Enrico: There are lots of different variations. It really depends on what it is that you are offering on your website. So let's say, Matt, that you're selling a product through your website. And someone says that you've deceptively marketed your product, or you've violated some law in the sale of your product. Then that person can, potentially, sue you for that misrepresentation or defective product, or what have you.
The danger becomes when that person not only sues you on their own behalf, which the damages may be just the purchase price of that single product. Well, that's not very much money for someone to sue over. But if they bring a class action on behalf of everyone who bought your product or service, now all of a sudden you go from one plaintiff to potentially thousands, or tens of thousands, or hundreds of thousands of plaintiffs, all suing you under one person's name. And that person who is the class representative is going to be the person who is going to represent the entire class.
One of the things that you can do, Matt, is in your website agreements, you can spell out that the people who visit the website, people who register to use the website, people who buy things on the website, waive the right to bring or be part of a class action related to that use. What you will see in some of the more sophisticated terms of service agreements that we draft for clients, is if that client is doing something that can result, potentially, in a class action, is we'll try and draft language that precludes a class action from being filed.
Those aren't always enforceable.

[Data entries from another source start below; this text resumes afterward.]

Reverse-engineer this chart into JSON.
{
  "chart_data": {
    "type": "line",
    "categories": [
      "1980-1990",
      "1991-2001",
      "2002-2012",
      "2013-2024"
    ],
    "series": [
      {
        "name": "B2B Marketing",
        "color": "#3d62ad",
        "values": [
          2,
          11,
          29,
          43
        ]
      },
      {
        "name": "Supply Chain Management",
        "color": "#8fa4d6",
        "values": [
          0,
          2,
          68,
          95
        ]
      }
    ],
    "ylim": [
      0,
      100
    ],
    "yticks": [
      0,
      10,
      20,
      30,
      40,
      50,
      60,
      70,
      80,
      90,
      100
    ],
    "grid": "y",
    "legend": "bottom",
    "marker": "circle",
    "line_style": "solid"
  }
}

Courts can decide whether or not to enforce a particular provision within the terms of service. But you still want to have that kind of provision in there, especially if you have a high risk website, because the main thing is that you want to discourage any attorneys from taking the class action, because they see the waiver and the terms of service, the website agreements. And you will, potentially, then have that argument to be made to a judge. To say, "Hey, look. Our terms of service, Your Honor, preclude class action litigation from being filed against us by a website user or registered user". And you could win that argument, which could drastically reduce the risk of what I call 'bet the farm litigation', where you get sued and you potentially could get put out of business.
Matt: Enrico, besides what we were just saying, what are some other ways to protect yourself from class actions prior to the agreement?
Enrico: They're really practical things. If you have a particular business model, what you're going to want to do is work with your lawyer and law firm to identify which parts of that business model may lend themselves to a particular type of class action. What lawyers are going to be looking for, if they specialize in both Internet law and understand class action law and consumer class action law, what they're going to be looking for is high risk areas within your business model. And then those business model items might be tweaked. Or you might do something in terms of upping the level of agreement by the websites users on particular issues. You might get them, for instance, to actually click on a click wrap agreement where they say 'I agree', and they acknowledge the fact that they're going to waive the right to be part of a class action.
So it's both on the business model side that the lawyer will work, and also on the website agreement side that a lawyer will work in order to reduce your risk. Class actions are, probably, the number one avenue of risk for a company, where you could actually get put out of business really quickly if you find yourself being named in a class action litigation as a defendant.
Matt: Well, Enrico, it's always helpful to have you with us to talk about these things. Thank you for being here.
Enrico: You're welcome, Matt. Have a great day.